Lost in Simulation: LLM-Simulated Users are Unreliable Proxies for Human Users in Agentic Evaluations
Preethi Seshadri, Samuel Cahyawijaya, Ayomide Odumakinde, Sameer Singh, Seraphina Goldfarb-Tarrant
TL;DR
The paper critiques the use of LLM-simulated users for scaling agentic evaluations, showing substantial robustness, validity, and fairness gaps across demographics. By conducting a cross-national user study (US, India, Kenya, Nigeria) on tau-Bench retail tasks with multiple user models, it demonstrates that agent performance can vary by up to about $9\%$ depending on the simulated user model, and that simulations exhibit systematic miscalibration relative to human users across difficulty levels. It also reveals demographic biases, with AAVE and Indian English participants experiencing worse outcomes and calibration, and demonstrates that simulated conversations introduce artifacts such as heightened politeness and more question-asking.
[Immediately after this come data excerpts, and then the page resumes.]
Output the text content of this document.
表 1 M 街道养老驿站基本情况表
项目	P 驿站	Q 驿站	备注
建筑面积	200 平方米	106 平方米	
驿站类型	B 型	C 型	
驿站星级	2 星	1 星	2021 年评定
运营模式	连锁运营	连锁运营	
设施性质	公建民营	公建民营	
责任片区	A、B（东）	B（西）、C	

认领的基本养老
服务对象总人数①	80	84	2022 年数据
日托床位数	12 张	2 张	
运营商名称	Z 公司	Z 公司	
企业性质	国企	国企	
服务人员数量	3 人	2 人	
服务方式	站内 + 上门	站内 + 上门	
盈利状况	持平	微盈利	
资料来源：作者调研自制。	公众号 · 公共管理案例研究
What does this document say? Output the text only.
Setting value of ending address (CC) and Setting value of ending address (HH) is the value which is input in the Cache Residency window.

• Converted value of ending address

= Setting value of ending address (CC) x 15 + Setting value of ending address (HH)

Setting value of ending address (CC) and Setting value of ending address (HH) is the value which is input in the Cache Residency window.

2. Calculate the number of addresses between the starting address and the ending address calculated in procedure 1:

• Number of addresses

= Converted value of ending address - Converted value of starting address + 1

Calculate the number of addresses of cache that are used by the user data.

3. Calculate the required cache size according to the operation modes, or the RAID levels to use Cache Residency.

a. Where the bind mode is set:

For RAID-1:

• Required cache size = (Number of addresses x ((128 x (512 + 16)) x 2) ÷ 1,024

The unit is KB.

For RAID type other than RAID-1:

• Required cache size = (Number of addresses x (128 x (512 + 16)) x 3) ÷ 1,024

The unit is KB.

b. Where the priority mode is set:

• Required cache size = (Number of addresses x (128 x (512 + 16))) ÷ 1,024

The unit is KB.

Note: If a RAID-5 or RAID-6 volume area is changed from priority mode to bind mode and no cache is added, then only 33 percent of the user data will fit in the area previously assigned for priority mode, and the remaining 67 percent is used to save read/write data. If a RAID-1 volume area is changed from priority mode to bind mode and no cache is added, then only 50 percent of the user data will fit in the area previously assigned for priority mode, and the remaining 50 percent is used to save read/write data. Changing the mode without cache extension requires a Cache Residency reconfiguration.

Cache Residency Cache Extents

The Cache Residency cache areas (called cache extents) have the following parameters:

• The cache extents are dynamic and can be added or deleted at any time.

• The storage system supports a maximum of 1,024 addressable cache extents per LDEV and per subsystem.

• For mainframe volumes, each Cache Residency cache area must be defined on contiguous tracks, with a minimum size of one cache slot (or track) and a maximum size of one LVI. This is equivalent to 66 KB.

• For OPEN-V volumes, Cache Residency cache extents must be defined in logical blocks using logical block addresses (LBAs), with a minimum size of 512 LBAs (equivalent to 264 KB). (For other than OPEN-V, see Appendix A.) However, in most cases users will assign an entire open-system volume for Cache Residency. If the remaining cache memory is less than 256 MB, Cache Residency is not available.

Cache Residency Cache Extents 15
The findings argue for evaluating across multiple simulation models, validating against diverse human data when possible, and adopting transparent reporting to avoid biased or misleading conclusions in real-world deployments.
Abstract
Agentic benchmarks increasingly rely on LLM-simulated users to scalably evaluate agent performance, yet the robustness, validity, and fairness of this approach remain unexamined. Through a user study with participants across the United States, India, Kenya, and Nigeria, we investigate whether LLM-simulated users serve as reliable proxies for real human users in evaluating agents on τ-Bench retail tasks. We find that user simulation lacks robustness, with agent success rates varying up to 9 percentage points across different user LLMs. Furthermore, evaluations using simulated users exhibit systematic miscalibration, underestimating agent performance on challenging tasks and overestimating it on moderately difficult ones. African American Vernacular English (AAVE) speakers experience consistently worse success rates and calibration errors than Standard American English (SAE) speakers, with disparities compounding significantly with age. We also find simulated users to be a differentially effective proxy for different populations, performing worst for AAVE and Indian English speakers. Additionally, simulated users introduce conversational artifacts and surface different failure patterns than human users. These findings demonstrate that current evaluation practices risk misrepresenting agent capabilities across diverse user populations and may obscure real-world deployment challenges.